Earlier this week, former national coach Pierre Berbizier spoke out against alleged widespread drug abuse in the domestic French game, and this led to the sport's governing body demanding an investigation.
Berbizier claimed that drug-taking was rife and the rugby authorities were doing nothing to combat it and in fact were the cause of it because they imposed such a hectic schedule on the players.
The allegations were refuted by Serge Blanco, Berbizier's former team-mate and now president of the French National League.
However Dr Jean-Pierre de Mondenard, author of several books on drug-taking in sport, added weight to the allegations.
"In the '70s, a French international admitted to me that the team doctor gave them Captagon for the Five Nations matches and told them that they were vitamins," said de Mondenard in yesterday's Daily Mail.
"Captagon is a well-known amphetamine.
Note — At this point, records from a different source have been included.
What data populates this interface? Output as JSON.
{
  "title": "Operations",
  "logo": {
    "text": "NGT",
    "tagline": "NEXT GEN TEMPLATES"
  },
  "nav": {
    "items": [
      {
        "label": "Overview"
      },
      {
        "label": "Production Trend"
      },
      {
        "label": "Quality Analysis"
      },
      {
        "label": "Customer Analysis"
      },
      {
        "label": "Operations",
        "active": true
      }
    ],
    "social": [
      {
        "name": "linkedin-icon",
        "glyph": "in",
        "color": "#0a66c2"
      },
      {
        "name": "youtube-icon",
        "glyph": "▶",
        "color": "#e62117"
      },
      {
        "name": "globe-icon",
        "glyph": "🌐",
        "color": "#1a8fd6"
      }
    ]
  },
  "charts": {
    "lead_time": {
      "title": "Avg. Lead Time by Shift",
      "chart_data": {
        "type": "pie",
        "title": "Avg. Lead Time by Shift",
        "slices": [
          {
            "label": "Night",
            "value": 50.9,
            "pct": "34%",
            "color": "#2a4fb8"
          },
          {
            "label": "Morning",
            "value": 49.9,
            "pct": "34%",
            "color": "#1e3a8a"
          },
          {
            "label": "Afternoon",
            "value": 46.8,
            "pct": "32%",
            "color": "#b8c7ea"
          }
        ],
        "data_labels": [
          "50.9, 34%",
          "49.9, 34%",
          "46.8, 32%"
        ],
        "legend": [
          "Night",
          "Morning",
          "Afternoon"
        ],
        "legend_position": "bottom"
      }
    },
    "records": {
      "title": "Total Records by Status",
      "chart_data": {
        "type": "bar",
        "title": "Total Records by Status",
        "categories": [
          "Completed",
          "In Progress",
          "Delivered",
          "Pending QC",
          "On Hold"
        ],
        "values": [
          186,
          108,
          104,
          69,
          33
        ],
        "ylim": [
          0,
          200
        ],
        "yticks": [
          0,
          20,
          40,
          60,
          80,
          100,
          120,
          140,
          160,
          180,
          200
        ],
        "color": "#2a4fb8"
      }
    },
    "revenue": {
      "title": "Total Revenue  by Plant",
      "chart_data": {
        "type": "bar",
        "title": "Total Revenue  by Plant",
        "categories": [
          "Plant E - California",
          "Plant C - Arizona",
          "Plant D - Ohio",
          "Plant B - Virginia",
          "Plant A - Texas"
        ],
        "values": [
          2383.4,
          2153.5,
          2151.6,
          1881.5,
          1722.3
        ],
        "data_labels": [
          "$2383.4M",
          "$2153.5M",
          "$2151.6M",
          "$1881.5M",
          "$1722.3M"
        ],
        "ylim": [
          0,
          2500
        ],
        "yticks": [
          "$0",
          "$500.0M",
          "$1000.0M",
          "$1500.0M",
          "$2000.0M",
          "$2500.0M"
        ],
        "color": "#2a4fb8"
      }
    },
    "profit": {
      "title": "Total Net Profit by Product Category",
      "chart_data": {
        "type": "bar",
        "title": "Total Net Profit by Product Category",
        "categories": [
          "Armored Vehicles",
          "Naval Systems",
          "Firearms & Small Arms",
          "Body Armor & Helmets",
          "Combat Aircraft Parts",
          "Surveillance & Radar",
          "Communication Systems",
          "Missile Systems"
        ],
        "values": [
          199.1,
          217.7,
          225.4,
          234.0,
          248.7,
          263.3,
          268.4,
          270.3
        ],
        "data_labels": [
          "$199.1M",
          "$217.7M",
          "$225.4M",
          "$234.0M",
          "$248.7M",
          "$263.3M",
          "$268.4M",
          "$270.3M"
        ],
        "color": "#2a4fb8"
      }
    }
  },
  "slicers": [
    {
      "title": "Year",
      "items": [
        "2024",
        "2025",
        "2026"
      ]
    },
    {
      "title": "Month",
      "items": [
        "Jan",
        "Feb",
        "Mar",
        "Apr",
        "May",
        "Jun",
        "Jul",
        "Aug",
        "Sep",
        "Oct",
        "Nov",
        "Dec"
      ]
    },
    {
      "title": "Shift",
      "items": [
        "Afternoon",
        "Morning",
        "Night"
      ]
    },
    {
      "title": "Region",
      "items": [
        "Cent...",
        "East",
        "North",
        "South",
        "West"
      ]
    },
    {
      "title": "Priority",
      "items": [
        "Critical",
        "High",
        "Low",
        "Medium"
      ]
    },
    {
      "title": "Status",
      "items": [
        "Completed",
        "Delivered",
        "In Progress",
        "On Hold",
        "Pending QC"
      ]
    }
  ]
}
Taking it was common practice. For each French match the doctor provided the team with some of it. It was happening in rugby league as well, though nobody took an interest.
"Another international in the 1970s, who today often passes comment in the media, confirmed to me that the use of amphetamines was common occurrence, even general practice, during the '70s and '80s."
But France captain Fabien Pelous played down the controversy, stating: "It would be Utopian to think that rugby is the only sport to be spared this (drugs) curse. I have never seen illicit acts, but there must have been cases."